An object cannot move on its own; it needs an impulse from another moving object. This “motor,” in turn, is driven from its place by another impulse, and this series of movements can be traced back into time. But somewhere, this movement has to start. If it doesn’t have a start, then how does the chain of events begin? This leads him to conclude that God is the first cause of events, creating movement and not needing an impulse from another mover – he is the immovable mover.
Aquinas uses a similar argument about cause and effect: God is the “efficient cause” that brings the first effect into existence, which in turn causes another, and so on.
The third proof discusses the “possibility” of objects – many objects can exist, but do not have to. The universe cannot be entirely composed of possible objects because this opens up space, and at some point, for nothing to exist in the universe.

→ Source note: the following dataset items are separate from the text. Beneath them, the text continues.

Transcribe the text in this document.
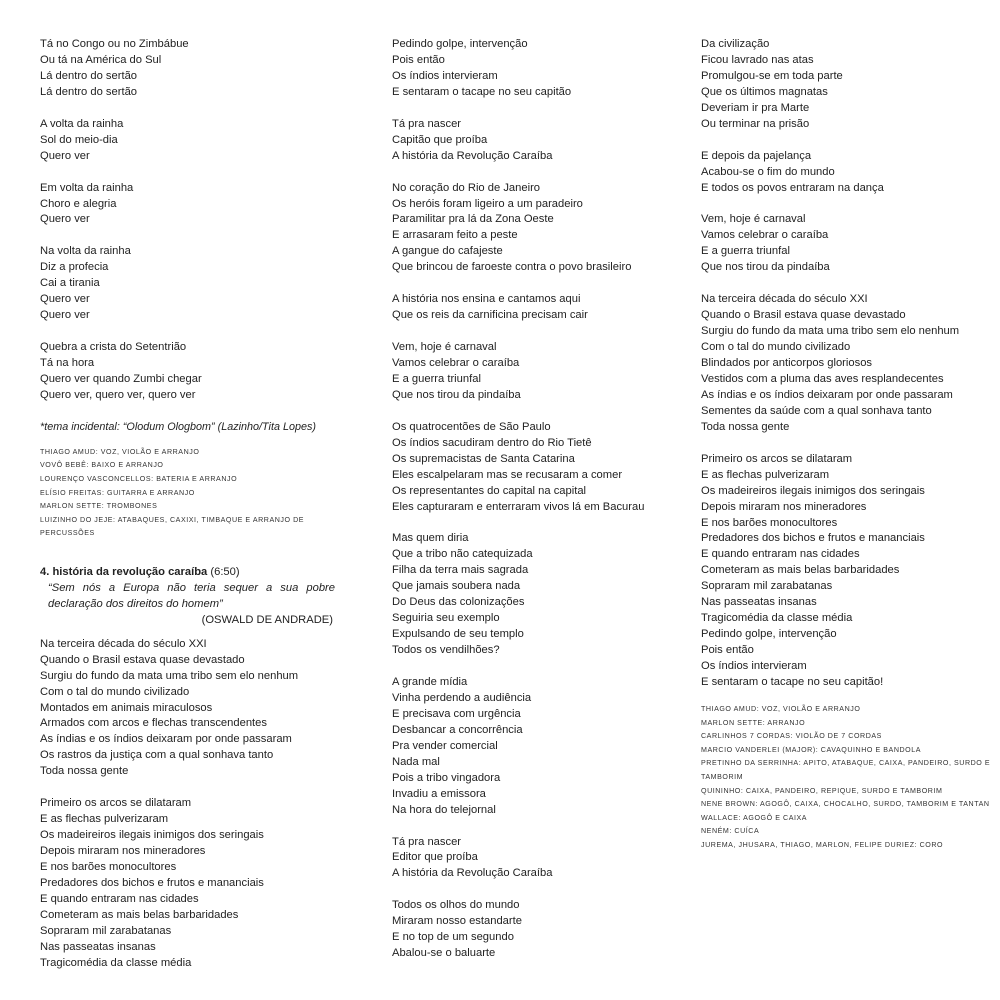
Tá no Congo ou no Zimbábue
Ou tá na América do Sul
Lá dentro do sertão
Lá dentro do sertão
A volta da rainha
Sol do meio-dia
Quero ver
Em volta da rainha
Choro e alegria
Quero ver
Na volta da rainha
Diz a profecia
Cai a tirania
Quero ver
Quero ver
Quebra a crista do Setentrião
Tá na hora
Quero ver quando Zumbi chegar
Quero ver, quero ver, quero ver
*tema incidental: “Olodum Ologbom” (Lazinho/Tita Lopes)
THIAGO AMUD: VOZ, VIOLÃO E ARRANJO
VOVÔ BEBÊ: BAIXO E ARRANJO
LOURENÇO VASCONCELLOS: BATERIA E ARRANJO
ELÍSIO FREITAS: GUITARRA E ARRANJO
MARLON SETTE: TROMBONES
LUIZINHO DO JEJE: ATABAQUES, CAXIXI, TIMBAQUE E ARRANJO DE PERCUSSÕES
4. história da revolução caraíba (6:50)
“Sem nós a Europa não teria sequer a sua pobre declaração dos direitos do homem”
(OSWALD DE ANDRADE)
Na terceira década do século XXI
Quando o Brasil estava quase devastado
Surgiu do fundo da mata uma tribo sem elo nenhum
Com o tal do mundo civilizado
Montados em animais miraculosos
Armados com arcos e flechas transcendentes
As índias e os índios deixaram por onde passaram
Os rastros da justiça com a qual sonhava tanto
Toda nossa gente
Primeiro os arcos se dilataram
E as flechas pulverizaram
Os madeireiros ilegais inimigos dos seringais
Depois miraram nos mineradores
E nos barões monocultores
Predadores dos bichos e frutos e mananciais
E quando entraram nas cidades
Cometeram as mais belas barbaridades
Sopraram mil zarabatanas
Nas passeatas insanas
Tragicomédia da classe média
Pedindo golpe, intervenção
Pois então
Os índios intervieram
E sentaram o tacape no seu capitão
Tá pra nascer
Capitão que proíba
A história da Revolução Caraíba
No coração do Rio de Janeiro
Os heróis foram ligeiro a um paradeiro
Paramilitar pra lá da Zona Oeste
E arrasaram feito a peste
A gangue do cafajeste
Que brincou de faroeste contra o povo brasileiro
A história nos ensina e cantamos aqui
Que os reis da carnificina precisam cair
Vem, hoje é carnaval
Vamos celebrar o caraíba
E a guerra triunfal
Que nos tirou da pindaíba
Os quatrocentões de São Paulo
Os índios sacudiram dentro do Rio Tietê
Os supremacistas de Santa Catarina
Eles escalpelaram mas se recusaram a comer
Os representantes do capital na capital
Eles capturaram e enterraram vivos lá em Bacurau
Mas quem diria
Que a tribo não catequizada
Filha da terra mais sagrada
Que jamais soubera nada
Do Deus das colonizações
Seguiria seu exemplo
Expulsando de seu templo
Todos os vendilhões?
A grande mídia
Vinha perdendo a audiência
E precisava com urgência
Desbancar a concorrência
Pra vender comercial
Nada mal
Pois a tribo vingadora
Invadiu a emissora
Na hora do telejornal
Tá pra nascer
Editor que proíba
A história da Revolução Caraíba
Todos os olhos do mundo
Miraram nosso estandarte
E no top de um segundo
Abalou-se o baluarte
Da civilização
Ficou lavrado nas atas
Promulgou-se em toda parte
Que os últimos magnatas
Deveriam ir pra Marte
Ou terminar na prisão
E depois da pajelança
Acabou-se o fim do mundo
E todos os povos entraram na dança
Vem, hoje é carnaval
Vamos celebrar o caraíba
E a guerra triunfal
Que nos tirou da pindaíba
Na terceira década do século XXI
Quando o Brasil estava quase devastado
Surgiu do fundo da mata uma tribo sem elo nenhum
Com o tal do mundo civilizado
Blindados por anticorpos gloriosos
Vestidos com a pluma das aves resplandecentes
As índias e os índios deixaram por onde passaram
Sementes da saúde com a qual sonhava tanto
Toda nossa gente
Primeiro os arcos se dilataram
E as flechas pulverizaram
Os madeireiros ilegais inimigos dos seringais
Depois miraram nos mineradores
E nos barões monocultores
Predadores dos bichos e frutos e mananciais
E quando entraram nas cidades
Cometeram as mais belas barbaridades
Sopraram mil zarabatanas
Nas passeatas insanas
Tragicomédia da classe média
Pedindo golpe, intervenção
Pois então
Os índios intervieram
E sentaram o tacape no seu capitão!
THIAGO AMUD: VOZ, VIOLÃO E ARRANJO
MARLON SETTE: ARRANJO
CARLINHOS 7 CORDAS: VIOLÃO DE 7 CORDAS
MARCIO VANDERLEI (MAJOR): CAVAQUINHO E BANDOLA
PRETINHO DA SERRINHA: APITO, ATABAQUE, CAIXA, PANDEIRO, SURDO E TAMBORIM
QUININHO: CAIXA, PANDEIRO, REPIQUE, SURDO E TAMBORIM
NENE BROWN: AGOGÔ, CAIXA, CHOCALHO, SURDO, TAMBORIM E TANTAN
WALLACE: AGOGÔ E CAIXA
NENÉM: CUÍCA
JUREMA, JHUSARA, THIAGO, MARLON, FELIPE DURIEZ: CORO
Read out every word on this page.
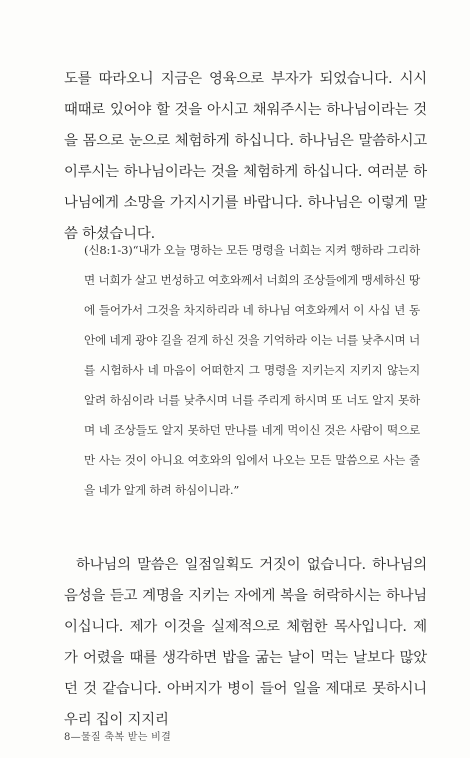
도를 따라오니 지금은 영육으로 부자가 되었습니다. 시시 때때로 있어야 할 것을 아시고 채워주시는 하나님이라는 것을 몸으로 눈으로 체험하게 하십니다. 하나님은 말씀하시고 이루시는 하나님이라는 것을 체험하게 하십니다. 여러분 하나님에게 소망을 가지시기를 바랍니다. 하나님은 이렇게 말씀 하셨습니다.

(신8:1-3)“내가 오늘 명하는 모든 명령을 너희는 지켜 행하라 그리하면 너희가 살고 번성하고 여호와께서 너희의 조상들에게 맹세하신 땅에 들어가서 그것을 차지하리라 네 하나님 여호와께서 이 사십 년 동안에 네게 광야 길을 걷게 하신 것을 기억하라 이는 너를 낮추시며 너를 시험하사 네 마음이 어떠한지 그 명령을 지키는지 지키지 않는지 알려 하심이라 너를 낮추시며 너를 주리게 하시며 또 너도 알지 못하며 네 조상들도 알지 못하던 만나를 네게 먹이신 것은 사람이 떡으로만 사는 것이 아니요 여호와의 입에서 나오는 모든 말씀으로 사는 줄을 네가 알게 하려 하심이니라.”

하나님의 말씀은 일점일획도 거짓이 없습니다. 하나님의 음성을 듣고 계명을 지키는 자에게 복을 허락하시는 하나님이십니다. 제가 이것을 실제적으로 체험한 목사입니다. 제가 어렸을 때를 생각하면 밥을 굶는 날이 먹는 날보다 많았던 것 같습니다. 아버지가 병이 들어 일을 제대로 못하시니 우리 집이 지지리

8—물질 축복 받는 비결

Therefore, it is necessary to posit something necessary in itself, which does not have the cause of the necessity of something else but is the cause of the necessity of something else, and this something is God.
The fourth proof says that some things are better than others, but this comparison is meaningless until we have a final, absolute standard; and that standard is God.
Finally, in the fifth proof, Aquinas uses the Aristotelian concept of teleology, the idea that everything in the universe has a purpose and everything moves towards its final state. Objects cannot have a concept of their purpose by themselves; therefore, the Universe must be controlled by a mind that sees and determines where everything is moving – towards its end.
The Modern Relevance of St Thomas Aquinas
Thomism has been greatly influential in shaping Western culture and thought, especially in the areas of ethics and natural law. In recent years, there has been a resurgence of interest in Thomistic philosophy, particularly in light of the rise of secularism and moral relativism. Many scholars and thinkers have argued that the philosophy of Thomism is more relevant than ever before in today’s modern world.
There are several key aspects of Thomistic philosophy that make it particularly relevant in today’s society. First, Thomism upholds the importance of reason and objective truth. In an age where many people are quick to dismiss anything that does not conform to their own individual worldview, the philosophy of Thomism provides a much-needed voice for rational thought and objective truth.
Secondly, Thomism emphasizes the dignity of the human person. In a world where human life is often treated as disposable and expendable, Thomism reminds us of the inherent value and worth of every human being.
The philosophy of Thomism is clearly still relevant in today’s world. Its emphasis on reason, objective truth, and the dignity of the human person offer a much-needed counterbalance to the prevailing trends of relativism and nihilism. Thomism also provides a valuable perspective on creating a just and thriving society. For these reasons, Thomism is a philosophy that is well worth studying and considering in today’s modern world.